The 40 finalists in this year's DPP are not an exciting revelation, but quite a predictable mix with, not surprisingly, most of the artists repeat offenders from the other portrait prizes.
There is however one huge advantage for the Canberra prize and this is that it is judged by art professionals - this year Tony Ellwood, the Director of the National Gallery of Victoria, Karen Quinlan, the Director of the National Portrait Gallery and Denise Ferris, Head of the ANU School of Art and Design. In contrast, the Archibald is judged by the 11 trustees of the Art Gallery of NSW, only two of whom are art professionals - Tony Albert and Ben Quilty - the rest may be worthy captains of industry, philanthropists and patrons, as is most appropriate for a Board of Trustees, but hardly competent judges of artistic excellence.
The 40 finalists in this year's DPP are not an exciting revelation, but quite a predictable mix with, not surprisingly, most of the artists repeat offenders from the other portrait prizes. They are sound and competent, but hardly the sort of thing to set Lake Burley Griffin on fire.
The winning entry is Anthea da Silva's portrait of the dancer and founder and first artistic director of the Australian Dance Theatre, Elizabeth Cameron Dalman AOM. It is more of a charcoal drawing touched up with acrylic and oils than a formal portrait. It is a lively characterisation that in terms of its draughtsmanship becomes slightly unravelled in the portrayal of the dancer's legs, where the artist has apparently run out of room and they have become somewhat truncated. The lively face and the sense of a compressed spring in the compositional structure, with the dancer about to leap into action, carries off the general conceit of the work. The dribbles at the bottom, a strategy used by many contemporary portraitists, most memorably by Cherry Hood, here most effectively is employed to remind us of the flatness of the picture plane.
Sean Hutton's portrait of the photographer Tamara Dean is the most effective traditional tonal portrait in the show, masterful, effective and engaging. Built on strong draughtsmanship, Hutton convincingly establishes a psychological awareness of his sitter.
Shirley Purdie, My life La Gilbun, is a wonderful surprise inclusion and I would have thought would be excluded under the DPP rule, "the human figure must predominate in your painting". Here the two miniature figures relate to this Indigenous artist's childhood narrative.

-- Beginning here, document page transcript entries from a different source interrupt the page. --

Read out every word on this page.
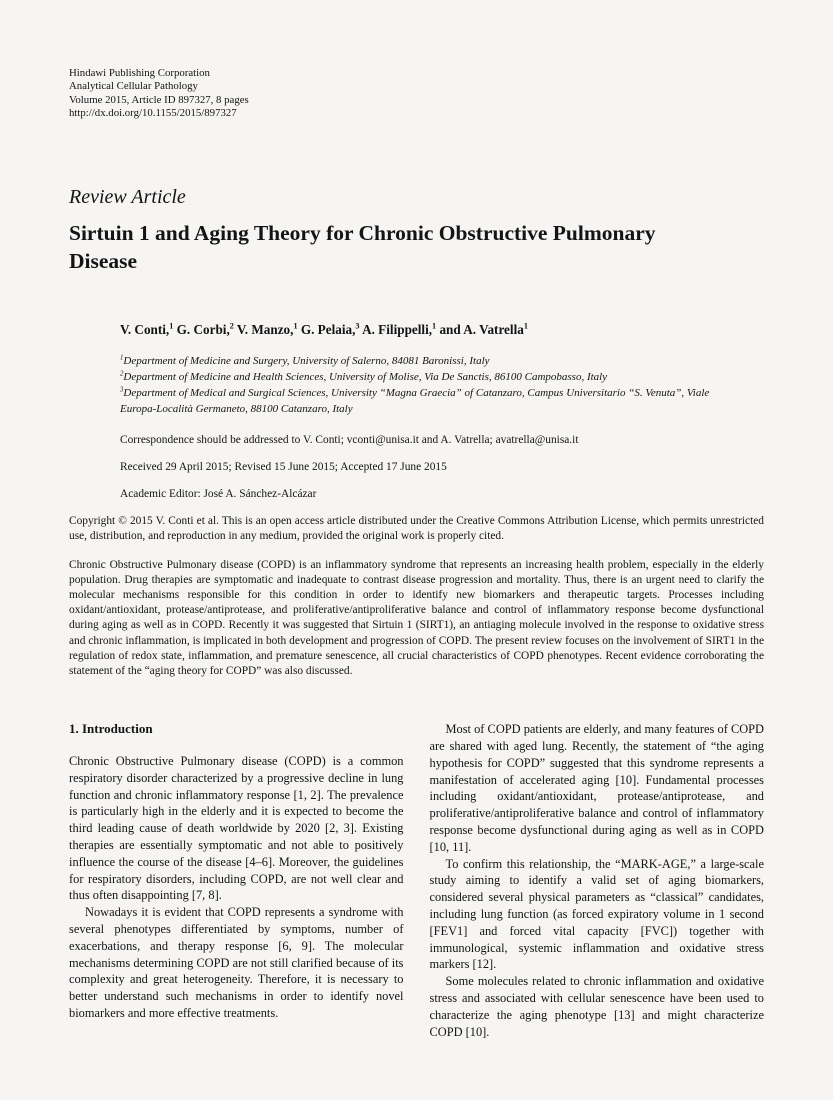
Hindawi Publishing Corporation
Analytical Cellular Pathology
Volume 2015, Article ID 897327, 8 pages
http://dx.doi.org/10.1155/2015/897327
Review Article
Sirtuin 1 and Aging Theory for Chronic Obstructive Pulmonary Disease
V. Conti,$^1$ G. Corbi,$^2$ V. Manzo,$^1$ G. Pelaia,$^3$ A. Filippelli,$^1$ and A. Vatrella$^1$
$^1$Department of Medicine and Surgery, University of Salerno, 84081 Baronissi, Italy
$^2$Department of Medicine and Health Sciences, University of Molise, Via De Sanctis, 86100 Campobasso, Italy
$^3$Department of Medical and Surgical Sciences, University “Magna Graecia” of Catanzaro, Campus Universitario “S. Venuta”, Viale Europa-Località Germaneto, 88100 Catanzaro, Italy
Correspondence should be addressed to V. Conti; vconti@unisa.it and A. Vatrella; avatrella@unisa.it
Received 29 April 2015; Revised 15 June 2015; Accepted 17 June 2015
Academic Editor: José A. Sánchez-Alcázar

Copyright © 2015 V. Conti et al. This is an open access article distributed under the Creative Commons Attribution License, which permits unrestricted use, distribution, and reproduction in any medium, provided the original work is properly cited.

Chronic Obstructive Pulmonary disease (COPD) is an inflammatory syndrome that represents an increasing health problem, especially in the elderly population. Drug therapies are symptomatic and inadequate to contrast disease progression and mortality. Thus, there is an urgent need to clarify the molecular mechanisms responsible for this condition in order to identify new biomarkers and therapeutic targets. Processes including oxidant/antioxidant, protease/antiprotease, and proliferative/antiproliferative balance and control of inflammatory response become dysfunctional during aging as well as in COPD. Recently it was suggested that Sirtuin 1 (SIRT1), an antiaging molecule involved in the response to oxidative stress and chronic inflammation, is implicated in both development and progression of COPD. The present review focuses on the involvement of SIRT1 in the regulation of redox state, inflammation, and premature senescence, all crucial characteristics of COPD phenotypes. Recent evidence corroborating the statement of the “aging theory for COPD” was also discussed.

1. Introduction

Chronic Obstructive Pulmonary disease (COPD) is a common respiratory disorder characterized by a progressive decline in lung function and chronic inflammatory response [1, 2]. The prevalence is particularly high in the elderly and it is expected to become the third leading cause of death worldwide by 2020 [2, 3]. Existing therapies are essentially symptomatic and not able to positively influence the course of the disease [4–6]. Moreover, the guidelines for respiratory disorders, including COPD, are not well clear and thus often disappointing [7, 8].

Nowadays it is evident that COPD represents a syndrome with several phenotypes differentiated by symptoms, number of exacerbations, and therapy response [6, 9]. The molecular mechanisms determining COPD are not still clarified because of its complexity and great heterogeneity. Therefore, it is necessary to better understand such mechanisms in order to identify novel biomarkers and more effective treatments.

Most of COPD patients are elderly, and many features of COPD are shared with aged lung. Recently, the statement of “the aging hypothesis for COPD” suggested that this syndrome represents a manifestation of accelerated aging [10]. Fundamental processes including oxidant/antioxidant, protease/antiprotease, and proliferative/antiproliferative balance and control of inflammatory response become dysfunctional during aging as well as in COPD [10, 11].

To confirm this relationship, the “MARK-AGE,” a large-scale study aiming to identify a valid set of aging biomarkers, considered several physical parameters as “classical” candidates, including lung function (as forced expiratory volume in 1 second [FEV1] and forced vital capacity [FVC]) together with immunological, systemic inflammation and oxidative stress markers [12].

Some molecules related to chronic inflammation and oxidative stress and associated with cellular senescence have been used to characterize the aging phenotype [13] and might characterize COPD [10].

Other strong pieces include Dagmar Cyrulla's A new beginning, Sibone Heary's The In Between, Narelle Zeller's quirky Carma (easily the winner of the photorealist contingent and painted in oils on aluminium), and Natasha Bieniek's matchbox size miniature titled Sleep, apparently a portrait of her husband sleeping.
Todd Simpson's Portrait of Brendan Nelson is more like a public execution with the former director of the Australian War Memorial shown as a paper-thin cut out against a sketch of the memorial.
This is not a bad exhibition, but slightly predictable and underwhelming. If you want to see a really great exhibition of traditional portraiture, you have to trot over to the National Gallery and catch the brilliant Hugh Ramsay show before it closes at the end of this month.